J'ai resongé, tiens, au drôle de roman d'Alexandre Jardin, sorti il y a déjà longtemps chez Gallimard, intitulé Le Zèbre : le héros, Gaspard, trouve que son couple est fatigué, ronronne dans la monotonie après quinze ans de mariage, et il entreprend de "reconquérir" Camille, son épouse, inventant pour cela des tas de stratagèmes plus désopilants les uns que les autres (A. JARDIN, Le Zèbre, Gallimard, 1988). Et si nous vivions ce Carême, nous aussi, comme ce moment créatif où l'on consent à se laisser une nouvelle fois séduire par Celui qui ne cesse de nous vouloir et de nous attendre, parce que, tout simplement, il nous aime? 

Déjà donc, bon Carême, bon mercredi des Cendres - et bonne Saint Valentin, les amoureux!

samedi 13 janvier 2024

Voeux et nouvelles

 Comme certains le savent, 2024 a commencé pour moi (et même déjà la fête de Noël) par une longue hospitalisation qui ne s'est achevée qu'hier : il s'agissait de traiter une septicémie qui a bien failli m'emporter. Apparemment, ce n'était pas mon heure : me voilà rentré chez moi, avec la perspective de quelques semaines de convalescence, mais en bonne forme - et même bénéficiant d'un bilan de santé complet, qui pour mon âge est excellent!
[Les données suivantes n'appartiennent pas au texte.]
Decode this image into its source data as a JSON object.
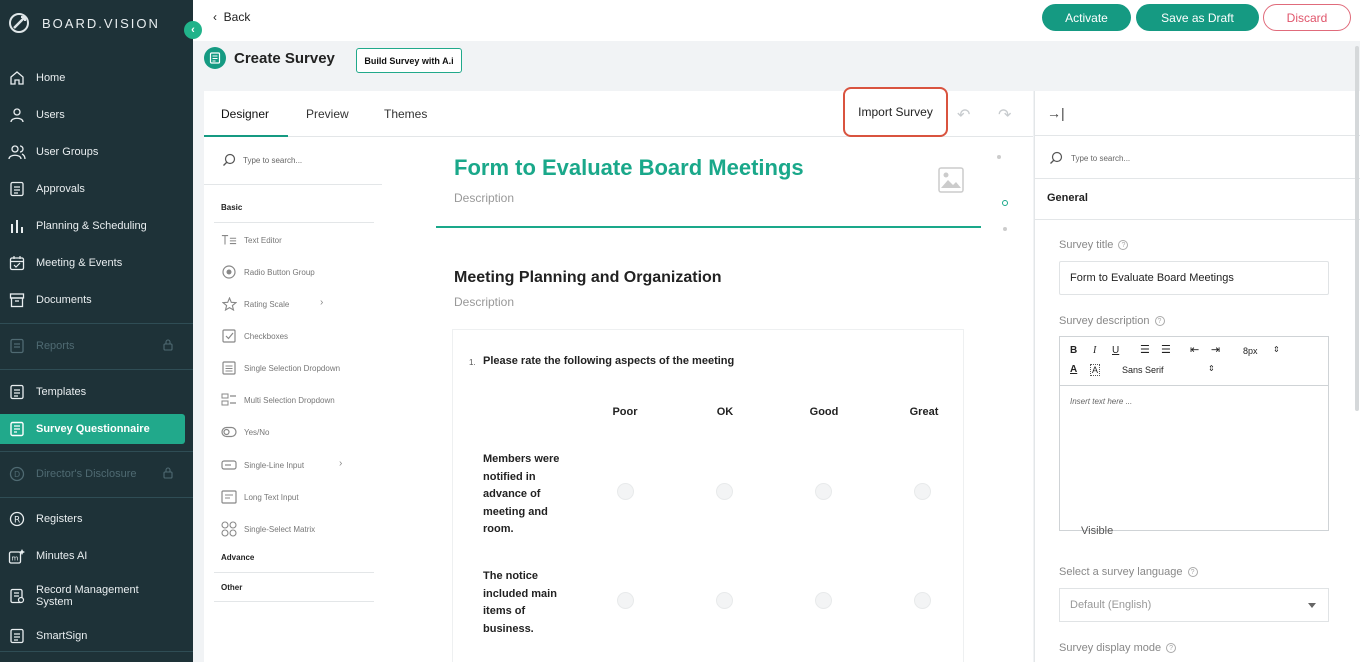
{
  "brand": {
    "name": "BOARD.VISION"
  },
  "sidebar": {
    "items": [
      {
        "label": "Home",
        "icon": "home-icon"
      },
      {
        "label": "Users",
        "icon": "user-icon"
      },
      {
        "label": "User Groups",
        "icon": "users-icon"
      },
      {
        "label": "Approvals",
        "icon": "approvals-icon"
      },
      {
        "label": "Planning & Scheduling",
        "icon": "chart-bars-icon"
      },
      {
        "label": "Meeting & Events",
        "icon": "calendar-icon"
      },
      {
        "label": "Documents",
        "icon": "archive-icon"
      },
      {
        "label": "Reports",
        "icon": "report-icon",
        "disabled": true
      },
      {
        "label": "Templates",
        "icon": "template-icon"
      },
      {
        "label": "Survey Questionnaire",
        "icon": "survey-icon",
        "active": true
      },
      {
        "label": "Director's Disclosure",
        "icon": "disclosure-icon",
        "disabled": true
      },
      {
        "label": "Registers",
        "icon": "registered-icon"
      },
      {
        "label": "Minutes AI",
        "icon": "minutes-ai-icon"
      },
      {
        "label": "Record Management System",
        "icon": "record-icon"
      },
      {
        "label": "SmartSign",
        "icon": "smartsign-icon"
      }
    ]
  },
  "topbar": {
    "back": "Back",
    "activate": "Activate",
    "save_draft": "Save as Draft",
    "discard": "Discard"
  },
  "header": {
    "title": "Create Survey",
    "ai_button": "Build Survey with A.i"
  },
  "designer": {
    "tabs": [
      "Designer",
      "Preview",
      "Themes"
    ],
    "import": "Import Survey"
  },
  "toolbox": {
    "search_placeholder": "Type to search...",
    "categories": {
      "basic": "Basic",
      "advance": "Advance",
      "other": "Other"
    },
    "items": [
      "Text Editor",
      "Radio Button Group",
      "Rating Scale",
      "Checkboxes",
      "Single Selection Dropdown",
      "Multi Selection Dropdown",
      "Yes/No",
      "Single-Line Input",
      "Long Text Input",
      "Single-Select Matrix"
    ]
  },
  "survey": {
    "title": "Form to Evaluate Board Meetings",
    "description": "Description",
    "section_title": "Meeting Planning and Organization",
    "section_description": "Description",
    "question": {
      "number": "1.",
      "text": "Please rate the following aspects of the meeting",
      "columns": [
        "Poor",
        "OK",
        "Good",
        "Great"
      ],
      "rows": [
        "Members were notified in advance of meeting and room.",
        "The notice included main items of business."
      ]
    }
  },
  "properties": {
    "search_placeholder": "Type to search...",
    "section": "General",
    "title_label": "Survey title",
    "title_value": "Form to Evaluate Board Meetings",
    "description_label": "Survey description",
    "editor": {
      "font_size": "8px",
      "font": "Sans Serif",
      "placeholder": "Insert text here ..."
    },
    "visible_text": "Visible",
    "language_label": "Select a survey language",
    "language_value": "Default (English)",
    "display_mode_label": "Survey display mode"
  }
}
Durant cette période de soins hospitaliers, j'ai lu... entre autres les quelques romans magnifiques de l'entre deux guerres, chez Mauriac : Genitrix, La chair et le sang, Le baiser au lépreux, etc. Quelle vision remarquable de la foi chrétienne, qui n'ignore rien des bassesses de la condition humaine, mais les rejoint et les transfigure de l'intérieur, modestement, durablement. Et la langue! La musique de Mauriac est une merveille!

Nous voilà bien loin des discussions souvent stupides qui accablent les décisions pastorales du Saint Père, et notamment le récent document Fiducia supplicans, de la Doctrine de la Foi, ratifié par lui. Comment, se récrient les pharisiens d'aujourd'hui, on va se mettre à bénir les couples "irréguliers" (divorcés-remariés, homos, etc.)! Scandale! On nous change la doctrine! Le pape est hérétique! On lit ces âneries effarouchées sous des plumes qui prétendent sauvegarder la "vérité de l'Evangile et de sa doctrine"! Sauf qu'il s'agit là non de doctrine, mais de discipline morale de l'Eglise, et que si celle-ci s'infléchit dans le sens d'un accueil chaleureux (enfin!), on ne peut qu'applaudir. Les fossoyeurs de l'Eglise, ce sont les modernes inquisiteurs dont on se demande s'ils ont quelquefois été frôlés par la grâce... Qu'ils lisent Mauriac, tiens, cela leur fera une cure d'Evangile!

Allez! Bonne année à chacune et chacun, restons joyeux de la joie de Dieu!